Supreme Court to Finally Hear Cases on Abortion

( – The new term for the Supreme Court (SCOTUS) began last month, and it’s wasted no time getting to the meatier issues on its docket. On Monday, November 1, the high court heard not one but two challenges involving the controversial pro-life law passed in Texas to determine if the cases could proceed.

Recapping, the state’s Heartbeat Act, SB8, is the strictest in the nation, banning abortions after the six-week mark, when doctors can detect a fetal heartbeat. The two challenges to the law came from a collective of abortion providers and the US Department of Justice (DOJ) on behalf of the United States, which Merrick Garland brought.

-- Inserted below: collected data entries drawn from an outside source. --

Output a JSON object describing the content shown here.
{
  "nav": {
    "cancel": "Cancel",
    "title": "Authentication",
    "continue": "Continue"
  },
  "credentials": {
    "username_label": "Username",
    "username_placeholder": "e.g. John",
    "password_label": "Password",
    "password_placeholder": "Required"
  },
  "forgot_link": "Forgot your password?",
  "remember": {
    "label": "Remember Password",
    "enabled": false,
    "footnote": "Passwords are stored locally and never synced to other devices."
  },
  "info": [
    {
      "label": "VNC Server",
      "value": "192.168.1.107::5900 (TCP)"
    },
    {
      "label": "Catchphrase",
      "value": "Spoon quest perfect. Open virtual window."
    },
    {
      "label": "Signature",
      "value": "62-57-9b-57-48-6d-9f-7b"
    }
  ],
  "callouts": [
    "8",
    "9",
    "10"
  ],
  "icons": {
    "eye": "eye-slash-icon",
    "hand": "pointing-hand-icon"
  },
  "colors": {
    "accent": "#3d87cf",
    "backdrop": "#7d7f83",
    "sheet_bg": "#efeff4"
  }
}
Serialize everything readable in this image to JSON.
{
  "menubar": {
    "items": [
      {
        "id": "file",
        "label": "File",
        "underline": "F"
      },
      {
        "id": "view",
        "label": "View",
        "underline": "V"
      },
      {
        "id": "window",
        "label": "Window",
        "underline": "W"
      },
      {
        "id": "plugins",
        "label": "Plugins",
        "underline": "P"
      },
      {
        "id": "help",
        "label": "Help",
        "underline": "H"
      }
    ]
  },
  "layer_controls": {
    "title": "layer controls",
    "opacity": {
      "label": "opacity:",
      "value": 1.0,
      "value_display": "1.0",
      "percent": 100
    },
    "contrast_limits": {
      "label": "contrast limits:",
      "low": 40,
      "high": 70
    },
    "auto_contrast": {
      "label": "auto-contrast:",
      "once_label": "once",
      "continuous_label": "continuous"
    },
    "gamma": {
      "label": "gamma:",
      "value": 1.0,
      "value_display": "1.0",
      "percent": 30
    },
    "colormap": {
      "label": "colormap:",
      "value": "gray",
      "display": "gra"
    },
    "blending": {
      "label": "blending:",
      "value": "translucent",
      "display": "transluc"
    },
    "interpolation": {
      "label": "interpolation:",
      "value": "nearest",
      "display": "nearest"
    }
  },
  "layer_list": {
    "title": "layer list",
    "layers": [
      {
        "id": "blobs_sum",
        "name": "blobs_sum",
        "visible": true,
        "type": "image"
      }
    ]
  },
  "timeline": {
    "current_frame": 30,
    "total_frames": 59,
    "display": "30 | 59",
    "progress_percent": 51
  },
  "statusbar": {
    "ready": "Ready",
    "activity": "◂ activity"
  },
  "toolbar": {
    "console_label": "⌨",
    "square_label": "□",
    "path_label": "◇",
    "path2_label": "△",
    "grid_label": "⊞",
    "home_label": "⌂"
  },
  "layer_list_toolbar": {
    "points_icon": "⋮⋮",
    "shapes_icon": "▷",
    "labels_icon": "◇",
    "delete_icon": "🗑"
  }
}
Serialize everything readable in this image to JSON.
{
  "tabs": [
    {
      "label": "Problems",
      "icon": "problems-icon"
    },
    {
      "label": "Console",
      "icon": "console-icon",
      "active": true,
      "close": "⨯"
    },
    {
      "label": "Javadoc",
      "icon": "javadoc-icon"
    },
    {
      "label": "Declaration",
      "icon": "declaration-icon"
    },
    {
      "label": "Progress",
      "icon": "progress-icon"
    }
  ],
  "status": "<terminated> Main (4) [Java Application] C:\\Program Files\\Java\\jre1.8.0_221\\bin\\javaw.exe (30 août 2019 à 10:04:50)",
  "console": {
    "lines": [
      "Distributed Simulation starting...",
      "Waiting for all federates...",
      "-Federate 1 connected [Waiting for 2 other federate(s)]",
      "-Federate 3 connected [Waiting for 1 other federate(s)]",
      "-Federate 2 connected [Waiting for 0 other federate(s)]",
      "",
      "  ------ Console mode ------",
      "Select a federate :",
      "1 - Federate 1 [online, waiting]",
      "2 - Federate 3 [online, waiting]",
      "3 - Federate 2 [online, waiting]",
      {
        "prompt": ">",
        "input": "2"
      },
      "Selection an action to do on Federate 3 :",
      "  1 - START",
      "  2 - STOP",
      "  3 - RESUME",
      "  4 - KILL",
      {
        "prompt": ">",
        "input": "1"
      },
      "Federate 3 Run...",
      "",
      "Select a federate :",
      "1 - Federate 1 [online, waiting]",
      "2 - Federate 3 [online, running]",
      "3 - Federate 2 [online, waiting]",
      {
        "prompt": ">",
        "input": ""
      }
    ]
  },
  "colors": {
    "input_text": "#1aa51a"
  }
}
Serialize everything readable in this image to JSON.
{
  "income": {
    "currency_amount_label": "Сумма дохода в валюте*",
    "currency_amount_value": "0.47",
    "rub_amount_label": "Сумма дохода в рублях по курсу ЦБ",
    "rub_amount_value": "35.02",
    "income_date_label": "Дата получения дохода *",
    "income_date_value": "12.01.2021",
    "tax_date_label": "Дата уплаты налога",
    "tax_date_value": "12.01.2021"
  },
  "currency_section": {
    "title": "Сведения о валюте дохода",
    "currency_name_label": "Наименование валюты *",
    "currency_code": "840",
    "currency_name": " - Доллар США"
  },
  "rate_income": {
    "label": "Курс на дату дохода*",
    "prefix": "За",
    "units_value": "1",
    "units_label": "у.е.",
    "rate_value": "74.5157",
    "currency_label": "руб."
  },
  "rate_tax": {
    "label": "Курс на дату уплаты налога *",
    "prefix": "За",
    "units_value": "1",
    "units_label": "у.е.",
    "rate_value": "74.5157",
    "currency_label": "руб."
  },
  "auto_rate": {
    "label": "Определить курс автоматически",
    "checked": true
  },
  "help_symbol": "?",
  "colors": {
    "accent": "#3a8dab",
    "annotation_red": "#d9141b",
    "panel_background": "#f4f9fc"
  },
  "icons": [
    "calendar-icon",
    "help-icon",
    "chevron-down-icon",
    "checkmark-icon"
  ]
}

The justices tread carefully in both instances, asking questions on the challenges. The main focus of the two fell on the DOJ’s suit. Chief Justice John Roberts and Justice Brett Kavanaugh expressed concern about overreach, with Roberts asking US Solicitor General Elizabeth Prelogar, “you’re seeking an injunction against the world?” Kavanaugh called the lawsuit “unusual,” questioning whether the DOJ had the power to sue a state over its own law.

Regarding the abortion providers’ challenge, SCOTUS Justices seemed to question the validity of the Texas Heartbeat Act, as it seems structured to circumvent pre-enforcement review, where people can challenge actions in court before facing consequences.

Carrie Severino, president of the Judicial Crisis, shared her analysis of the hearings, including her observation the court clearly recognized the politicization of the issue.

No decision has come down on either challenge as of yet. The hearing was a means of deciding whether the cases have merit, who can bring a lawsuit against the state, and whether to reinstate an earlier injunction preventing enforcement of SB8. However, as Severino pointed out, the decisions of these two challenges and the Dobbs v Jackson case could have far-reaching implications for the constitutionality of Roe v. Wade.